Salut,

J'ai l'impression que c'est un peu tout et n'importe quoi. Par exemple, je n'ai pas connaissance que le magnésium "qui a brûlé" soit un métal particulièrement dangereux.Quant au carbone, l'avion en composite contient des stratifiés en fibre de carbone (des tissus prepreg) et je ne comprend pas trop d'où proviendraient des "microparticules de carbone" dont je ne comprend pas non plus la différence avec le noir de fumée qui accompagne presque toute combustion. Eventuellement ce sont les résines époxy, polyimide etc.des stratifiés qui sont toxiques.

Et puis, les avions de ligne contiennent de plus en plus de composites similaires (comme les derniers Boeing qui s'enorgueillissent de ça). Va-t-on les interdire ?

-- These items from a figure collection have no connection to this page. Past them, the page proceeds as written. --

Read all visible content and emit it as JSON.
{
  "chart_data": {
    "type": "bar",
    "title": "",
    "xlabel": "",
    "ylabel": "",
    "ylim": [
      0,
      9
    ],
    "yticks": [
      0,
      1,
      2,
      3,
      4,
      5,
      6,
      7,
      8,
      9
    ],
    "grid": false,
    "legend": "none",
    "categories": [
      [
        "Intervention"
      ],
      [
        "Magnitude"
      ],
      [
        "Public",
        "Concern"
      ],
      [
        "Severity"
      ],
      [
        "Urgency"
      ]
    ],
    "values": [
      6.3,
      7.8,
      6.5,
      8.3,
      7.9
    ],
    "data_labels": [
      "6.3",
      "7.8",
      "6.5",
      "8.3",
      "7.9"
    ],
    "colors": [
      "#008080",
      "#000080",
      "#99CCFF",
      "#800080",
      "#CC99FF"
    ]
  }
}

Et puis, interdisons les feux dans les cheminées, la combustion incomplète des bûches vous fait inhaler des microparticules de carbone, c'est dangereux !

Décidément les microparticules sont à la mode en ce moment, c'est si petit et invisible qu'on en voit partout ! ;-)

Guy R.
PS: des "micromolécules de carbone" c'est nouveau, ça vient de sortir. Le carbone n'est pas une molécule. Et dans les composés du carbone (ou d'autre chose), toute molécule a une taille définie, ni micro ni rien d'autre. Je vous rappelle ma définition du journalisme "généraliste" : c'est l'art de transmettre à des gens qui n'y connaissent rien des notions qu'on ne comprend pas. Ca semble très bien s'appliquer ici. PPS: Les gendarmes dénoncent "un manque de transparence". Ils devraient savoir que le carbone, c'est noir et opaque :-D


At 21:01 12/12/2007, you wrote:
Suite au crash du rafale :

Des micromolécules de carbone en suspension

Question sécurité, le sous-préfet se veut rassurant : le Rafale ne contenait ni armes, ni plomb, ni mercure ; le magnésium aurait été brûlé lors de l'impact avec le sol. «Reste un petit souci, reconnaît Benoît Delage. Des micromolécules de carbone été projetées en l'air après l'accident et sont restées en suspension quelques heures. Elles ont été inhalées par les secouristes sur place». Ces particules seraient sans effet clinique, assure le sous-préfet. Le procureur de Tulle a toutefois été saisi et la centaine de personnes présentes sur le lieu du crash jusqu'au lendemain midi, sous-préfet compris, seront suivies médicalement. Quant au ministre de la Défense, Hervé Morin, présent à Neuvic vendredi, le sous-préfet avoue qu'une «préoccupation» existe.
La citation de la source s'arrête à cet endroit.